Enormous efforts have been made in recent years to discourage children from taking up the habit of cigarette smoking. Educat-ional programmes and other methods to raise awareness of the dangers of smoking among children have proliferated, and rightly so.

The ban on cigarette advertising, the legal insistence on prominent health messages on packets and the forcing up of prices to around £6 for a packet of 20 have all played their part in helping to reduce levels of smoking in society generally but especially among children.

Those efforts are seriously undermined when profit-chasing shopkeepers cynically sink to the depths of selling individual cigarettes to minors.
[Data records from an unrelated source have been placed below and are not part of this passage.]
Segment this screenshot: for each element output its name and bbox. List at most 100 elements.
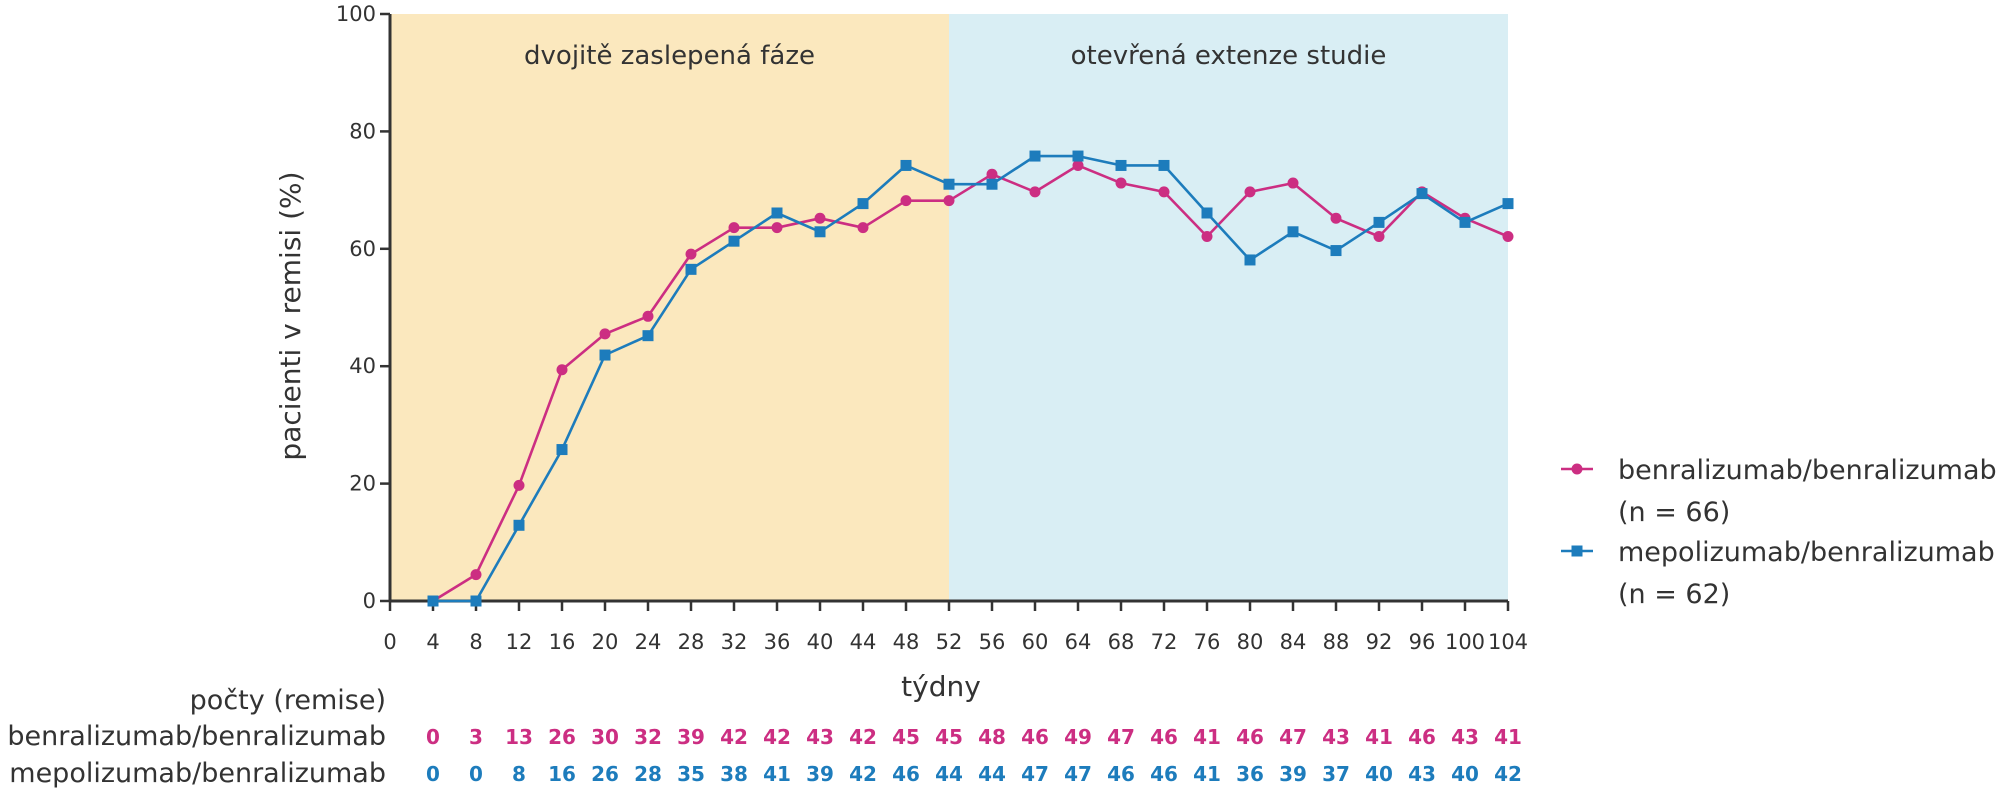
y-tick-label: 20 (349, 472, 376, 496)
y-tick-label: 40 (349, 354, 376, 378)
count-value: 44 (935, 762, 963, 786)
count-value: 47 (1279, 725, 1307, 749)
data-point-circle (1158, 186, 1170, 198)
count-value: 43 (1408, 762, 1436, 786)
data-point-square (1287, 226, 1299, 238)
data-point-square (685, 263, 697, 275)
legend: benralizumab/benralizumab (n = 66) mepol… (1561, 455, 1997, 610)
y-tick-label: 80 (349, 119, 376, 143)
x-tick-label: 20 (592, 630, 619, 654)
count-value: 40 (1365, 762, 1393, 786)
data-point-square (986, 178, 998, 190)
count-value: 47 (1107, 725, 1135, 749)
x-tick-label: 48 (893, 630, 920, 654)
count-value: 45 (892, 725, 920, 749)
x-tick-label: 4 (426, 630, 439, 654)
count-value: 44 (978, 762, 1006, 786)
x-tick-label: 104 (1488, 630, 1528, 654)
data-point-square (1244, 254, 1256, 266)
data-point-square (1373, 216, 1385, 228)
count-value: 46 (1021, 725, 1049, 749)
count-value: 8 (512, 762, 526, 786)
x-tick-label: 8 (469, 630, 482, 654)
data-point-circle (513, 479, 525, 491)
count-value: 41 (1365, 725, 1393, 749)
count-value: 42 (849, 762, 877, 786)
legend-marker-circle (1571, 463, 1583, 475)
data-point-circle (1201, 230, 1213, 242)
count-value: 41 (1193, 762, 1221, 786)
count-value: 30 (591, 725, 619, 749)
data-point-square (900, 159, 912, 171)
legend-item-benralizumab: benralizumab/benralizumab (n = 66) (1561, 455, 1997, 528)
count-value: 43 (806, 725, 834, 749)
x-tick-label: 92 (1366, 630, 1393, 654)
data-point-circle (1330, 212, 1342, 224)
data-point-square (1201, 207, 1213, 219)
count-value: 43 (1322, 725, 1350, 749)
count-value: 46 (1107, 762, 1135, 786)
count-value: 38 (720, 762, 748, 786)
legend-label-mepolizumab: mepolizumab/benralizumab (1618, 537, 1995, 568)
count-value: 41 (763, 762, 791, 786)
count-value: 0 (426, 725, 440, 749)
data-point-circle (1373, 230, 1385, 242)
count-value: 0 (469, 762, 483, 786)
count-value: 13 (505, 725, 533, 749)
data-point-square (427, 595, 439, 607)
data-point-circle (1115, 177, 1127, 189)
count-value: 39 (1279, 762, 1307, 786)
phase-background-1 (390, 14, 949, 601)
x-tick-label: 16 (549, 630, 576, 654)
phase-label-1: dvojitě zaslepená fáze (524, 41, 815, 71)
count-value: 49 (1064, 725, 1092, 749)
y-axis-title: pacienti v remisi (%) (274, 171, 307, 460)
x-tick-label: 60 (1022, 630, 1049, 654)
legend-label-benralizumab: benralizumab/benralizumab (1618, 455, 1997, 486)
data-point-square (556, 444, 568, 456)
count-value: 47 (1064, 762, 1092, 786)
data-point-circle (986, 168, 998, 180)
count-value: 39 (806, 762, 834, 786)
count-value: 46 (1150, 725, 1178, 749)
x-tick-label: 52 (936, 630, 963, 654)
data-point-square (1115, 159, 1127, 171)
phase-background-2 (949, 14, 1508, 601)
data-point-circle (857, 222, 869, 234)
x-tick-label: 100 (1445, 630, 1485, 654)
data-point-circle (771, 222, 783, 234)
count-value: 41 (1494, 725, 1522, 749)
count-value: 46 (1408, 725, 1436, 749)
y-tick-label: 0 (363, 589, 376, 613)
count-value: 46 (1150, 762, 1178, 786)
data-point-circle (685, 248, 697, 260)
data-point-square (814, 226, 826, 238)
count-value: 43 (1451, 725, 1479, 749)
data-point-circle (900, 195, 912, 207)
y-tick-label: 60 (349, 237, 376, 261)
count-value: 39 (677, 725, 705, 749)
data-point-circle (814, 212, 826, 224)
x-tick-label: 72 (1151, 630, 1178, 654)
data-point-square (771, 207, 783, 219)
data-point-square (1330, 245, 1342, 257)
data-point-circle (943, 195, 955, 207)
data-point-square (1459, 216, 1471, 228)
data-point-circle (1502, 230, 1514, 242)
count-value: 40 (1451, 762, 1479, 786)
legend-item-mepolizumab: mepolizumab/benralizumab (n = 62) (1561, 537, 1995, 610)
data-point-square (470, 595, 482, 607)
counts-row-label-benralizumab: benralizumab/benralizumab (7, 721, 386, 752)
count-value: 26 (591, 762, 619, 786)
data-point-square (1416, 188, 1428, 200)
data-point-square (857, 198, 869, 210)
x-tick-label: 36 (764, 630, 791, 654)
phase-label-2: otevřená extenze studie (1071, 41, 1387, 71)
data-point-circle (556, 364, 568, 376)
x-tick-label: 24 (635, 630, 662, 654)
data-point-circle (642, 310, 654, 322)
x-tick-label: 56 (979, 630, 1006, 654)
data-point-circle (1029, 186, 1041, 198)
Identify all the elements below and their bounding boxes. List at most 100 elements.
To do so is illegal and can only be pursued for the most sordid of motives – profiteering (cigarettes priced at 40p each means £8 a packet and a substantial extra profit for the offending retailer) and encouraging addiction with the hope of creating future customers.

Smoking kills. Smoking as a child risks embedding a lethal addiction at an age that is almost guaranteed to lead to fatal consequences. So selling children individual cigarettes is tantamount to drug dealing as well as child abuse.

Rather than a fine or the threat of sanctions, perhaps the time has come for those who flout the law and abuse the efforts of so many concerned agencies and individuals, to be dealt with accordingly? The threat of a mandatory prison sentence could prove to be a better deterrent.